Bungie is one of the biggest developers in the gaming industry, with its claim to fame coming from creating the now-iconic "Halo" series, but the company saw drastic changes after concluding its trilogy. Bungie has since relinquished control over the "Halo" series and was recently purchased by Sony, a move that had the internet going wild. Bungie is now hard at work producing DLCs and updates for its incredibly popular live service game "Destiny 2." However, amidst all that good news and success, Bungie has developed a reputation for quickly becoming litigious with anyone who negatively impacts the "Destiny 2" community.


Specifically, Bungie filed a lawsuit against AimJunkies.com to combat "Destiny 2" cheaters.
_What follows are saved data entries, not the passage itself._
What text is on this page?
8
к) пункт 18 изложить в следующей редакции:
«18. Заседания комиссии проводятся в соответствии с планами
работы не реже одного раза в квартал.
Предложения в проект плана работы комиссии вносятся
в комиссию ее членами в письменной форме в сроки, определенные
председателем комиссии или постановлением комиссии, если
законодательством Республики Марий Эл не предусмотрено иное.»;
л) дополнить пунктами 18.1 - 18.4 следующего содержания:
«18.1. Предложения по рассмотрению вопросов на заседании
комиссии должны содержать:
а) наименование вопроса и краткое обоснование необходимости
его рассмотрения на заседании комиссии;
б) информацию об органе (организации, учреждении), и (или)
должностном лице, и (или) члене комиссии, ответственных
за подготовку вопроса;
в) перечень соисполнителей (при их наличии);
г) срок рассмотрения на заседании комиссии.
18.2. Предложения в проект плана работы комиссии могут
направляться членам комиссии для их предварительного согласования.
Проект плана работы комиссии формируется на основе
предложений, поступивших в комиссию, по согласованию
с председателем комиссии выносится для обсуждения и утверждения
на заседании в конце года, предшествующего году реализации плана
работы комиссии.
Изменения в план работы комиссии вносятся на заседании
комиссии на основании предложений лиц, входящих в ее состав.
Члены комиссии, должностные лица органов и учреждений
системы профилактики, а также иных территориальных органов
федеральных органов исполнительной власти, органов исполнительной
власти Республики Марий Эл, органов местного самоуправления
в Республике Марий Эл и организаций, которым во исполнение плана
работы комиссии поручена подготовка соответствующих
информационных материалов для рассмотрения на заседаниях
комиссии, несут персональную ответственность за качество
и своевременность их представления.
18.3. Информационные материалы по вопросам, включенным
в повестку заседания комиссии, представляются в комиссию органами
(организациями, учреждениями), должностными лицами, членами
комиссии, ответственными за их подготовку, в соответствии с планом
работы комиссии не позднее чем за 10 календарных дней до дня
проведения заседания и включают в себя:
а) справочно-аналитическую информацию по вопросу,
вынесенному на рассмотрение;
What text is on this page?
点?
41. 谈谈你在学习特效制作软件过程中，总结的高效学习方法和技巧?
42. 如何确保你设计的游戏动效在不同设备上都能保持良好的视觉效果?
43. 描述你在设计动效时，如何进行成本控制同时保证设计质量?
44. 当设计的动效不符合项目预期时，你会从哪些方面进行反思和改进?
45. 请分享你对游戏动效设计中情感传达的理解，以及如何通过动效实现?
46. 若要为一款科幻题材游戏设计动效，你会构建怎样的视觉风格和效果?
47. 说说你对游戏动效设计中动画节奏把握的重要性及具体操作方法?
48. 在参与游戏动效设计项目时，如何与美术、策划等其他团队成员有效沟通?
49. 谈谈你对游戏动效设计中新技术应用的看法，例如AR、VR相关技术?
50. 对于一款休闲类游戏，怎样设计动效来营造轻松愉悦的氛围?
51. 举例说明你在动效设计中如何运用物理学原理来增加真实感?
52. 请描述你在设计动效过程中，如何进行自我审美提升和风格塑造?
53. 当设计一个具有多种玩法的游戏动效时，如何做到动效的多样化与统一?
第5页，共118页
The case alleged that the cheating website was infringing on Bungie's copyright. However, the case didn't pan out the way Bungie wanted, as the courts ended up dismissing it due to a lack of evidence. 

Bungie is back in the news again, and it's not to announce "Destiny 3," but rather due to reports of another lawsuit. This month, Bungie sued a small YouTuber for an exorbitant amount of money, and many are puzzled as to why.

They allegedly impersonated Bungie

As first reported by PCGamesN, Bungie recently filed a lawsuit against YouTuber Nicholas Minor. In the court documents, Bungie claimed that Minor possessed a YouTube account called Lord Nazo that received multiple letters from Bungie asking them to remove numerous "Destiny" soundtrack songs from their channel. The YouTuber allegedly ignored the letters, with the videos being taken down automatically by YouTube soon after. Minor wasn't too happy about the forceful takedown of their videos and swiftly retaliated against Bungie.


Allegedly, Minor created a fake email account impersonating CSC Global (the brand protector of "Destiny") and sent out letters to other "Destiny" community members, fraudulently informing them that they needed to take down their videos. Minor sent out a total of ninety-six separate letters to "Destiny" community members in addition to sending multiple fake DMCA takedowns, according to Bungie.

Bungie theorized that the reason the YouTuber retaliated in the way they did was to damage Bungie's reputation. As a result, Bungie explained, "[we] had to devote significant internal resources to addressing it and helping its players restore their videos and channels." Bungie is now seeking damages of $7.6 million, with $150,000 for each work affected by the takedown notices. The YouTuber has not yet responded to the lawsuit, so it's unclear how things will proceed. Bungie will need to bring ample evidence to prevent the case from being thrown out like its last one.